The city of Bad Nauheim is located at the foot of the Taunus mountain range in Germany's Wetterau district. The Celts and Romans had already recognised the medicinal value of its waters but it was not until 1835 that it was converted into a modern spa town, following new hygiene trends that were dominating German medicine. Bad Nauheim belonged to the Grand Duchy of Hessen and by Rhine and at the beginning of the 20th century, Grand Duke Ernst Ludwig, a cultured and refined man who began an artists' colony at Mathildenhöhe in Darmstadt, completely redesigned the spa complex.

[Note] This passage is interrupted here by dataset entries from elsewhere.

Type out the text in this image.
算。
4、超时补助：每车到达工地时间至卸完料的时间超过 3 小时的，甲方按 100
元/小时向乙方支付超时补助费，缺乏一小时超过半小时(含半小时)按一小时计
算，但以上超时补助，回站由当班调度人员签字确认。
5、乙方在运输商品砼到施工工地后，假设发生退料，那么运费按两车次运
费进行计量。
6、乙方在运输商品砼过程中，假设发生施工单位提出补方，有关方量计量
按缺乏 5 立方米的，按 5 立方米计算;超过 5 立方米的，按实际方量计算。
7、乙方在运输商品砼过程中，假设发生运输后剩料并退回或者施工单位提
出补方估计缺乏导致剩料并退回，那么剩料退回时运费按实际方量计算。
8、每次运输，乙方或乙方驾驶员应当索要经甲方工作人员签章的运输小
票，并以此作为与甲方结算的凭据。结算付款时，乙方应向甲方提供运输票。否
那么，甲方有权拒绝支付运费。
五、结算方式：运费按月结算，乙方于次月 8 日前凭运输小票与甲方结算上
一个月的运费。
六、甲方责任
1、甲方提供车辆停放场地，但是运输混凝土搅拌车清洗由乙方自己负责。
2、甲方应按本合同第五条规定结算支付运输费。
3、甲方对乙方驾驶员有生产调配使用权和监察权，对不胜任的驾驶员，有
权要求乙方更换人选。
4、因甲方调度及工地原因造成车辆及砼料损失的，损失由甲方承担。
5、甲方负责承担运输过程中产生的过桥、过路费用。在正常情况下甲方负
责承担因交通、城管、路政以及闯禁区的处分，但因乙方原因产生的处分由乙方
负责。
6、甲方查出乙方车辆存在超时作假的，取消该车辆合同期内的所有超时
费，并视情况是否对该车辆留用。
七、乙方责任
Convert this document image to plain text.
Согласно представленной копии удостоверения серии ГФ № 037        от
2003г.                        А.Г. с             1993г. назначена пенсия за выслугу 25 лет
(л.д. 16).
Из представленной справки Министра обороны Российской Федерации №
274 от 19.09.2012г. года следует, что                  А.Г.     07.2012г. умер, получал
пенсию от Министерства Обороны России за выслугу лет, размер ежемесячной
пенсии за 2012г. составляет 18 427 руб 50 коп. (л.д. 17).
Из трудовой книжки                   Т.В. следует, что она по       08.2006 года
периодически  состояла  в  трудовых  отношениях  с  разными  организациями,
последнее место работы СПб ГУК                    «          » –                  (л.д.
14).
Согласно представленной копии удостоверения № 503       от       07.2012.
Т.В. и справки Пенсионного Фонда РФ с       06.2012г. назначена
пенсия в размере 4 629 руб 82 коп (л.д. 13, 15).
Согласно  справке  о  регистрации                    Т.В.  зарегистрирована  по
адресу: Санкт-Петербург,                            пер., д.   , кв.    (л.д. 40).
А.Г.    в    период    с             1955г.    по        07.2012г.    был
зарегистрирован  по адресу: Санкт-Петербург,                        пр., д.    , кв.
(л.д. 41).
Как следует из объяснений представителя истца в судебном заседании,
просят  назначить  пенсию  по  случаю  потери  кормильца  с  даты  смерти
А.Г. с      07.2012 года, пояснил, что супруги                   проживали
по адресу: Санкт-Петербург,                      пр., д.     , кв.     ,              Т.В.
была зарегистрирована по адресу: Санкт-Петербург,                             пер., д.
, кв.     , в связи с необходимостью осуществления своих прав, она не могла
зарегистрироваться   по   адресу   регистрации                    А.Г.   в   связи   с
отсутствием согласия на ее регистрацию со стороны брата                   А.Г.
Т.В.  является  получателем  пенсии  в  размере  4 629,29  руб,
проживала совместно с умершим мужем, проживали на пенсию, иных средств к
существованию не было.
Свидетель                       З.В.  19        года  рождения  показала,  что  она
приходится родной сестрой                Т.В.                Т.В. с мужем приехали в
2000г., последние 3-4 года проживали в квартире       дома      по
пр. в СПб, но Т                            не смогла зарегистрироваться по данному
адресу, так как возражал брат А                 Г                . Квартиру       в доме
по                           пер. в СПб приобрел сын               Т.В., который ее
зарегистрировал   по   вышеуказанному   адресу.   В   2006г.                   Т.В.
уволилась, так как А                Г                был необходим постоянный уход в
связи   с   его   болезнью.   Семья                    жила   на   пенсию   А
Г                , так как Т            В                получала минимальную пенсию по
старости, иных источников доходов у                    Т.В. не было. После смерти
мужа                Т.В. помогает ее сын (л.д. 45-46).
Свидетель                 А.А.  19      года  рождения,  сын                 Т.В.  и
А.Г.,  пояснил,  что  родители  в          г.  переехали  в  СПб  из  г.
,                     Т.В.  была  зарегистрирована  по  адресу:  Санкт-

Bad Nauheim became one of the most prestigious spa towns in Europe and people went there not only for medical reasons but also because it had become one of the centres where the aristocracy and high bourgeoisie gathered socially.
The architect Wilhelm Jost, the government's architectural inspector (Grossherzoglicher Regiunginspektor), designed the spa's various buildings, with valuable contributions by a number of Mathildenhöhe artists. The Grand Duke invited the following artists to participate in the project: the sculptors Heinrich Jobst and Karl Huber, the ceramicist Jakob Julius Scharvogel, and the painters Johann Josef Belz and Friedrich Wilhelm Kleukens, amongst others. The same work methods of Darmstadt were also applied in Bad Nauheim, in a search for a synthesis between functionalism and design.
The spa's central area is Sprudelhof, or fountain square, and its surrounding buildings, which were all designed according to a project by Wilhelm Jost between 1905 and 1911. The square is located in the centre of a main axis and is directly linked to the station. There are three fountains in the middle of the square, designed by Heinrich Jobst, and six bathhouses, three on each side, are arranged symmetrically around it. Each bathhouse has a grand entrance from which long corridors extend from end to end, with bath chambers along each corridor. The last bathhouse that was built, number 7, dates back to 1909 and already displays a trend towards design simplicity, which was a prelude to the works of architects and designers of the Modern Movement.
But beyond its excellent urban layout and the quality of its architectural design, the value of Bad Nauheim resides in the fact that it has become one of the places in which Jugendstil attained one of its main objectives: to achieve a synthesis of all the arts.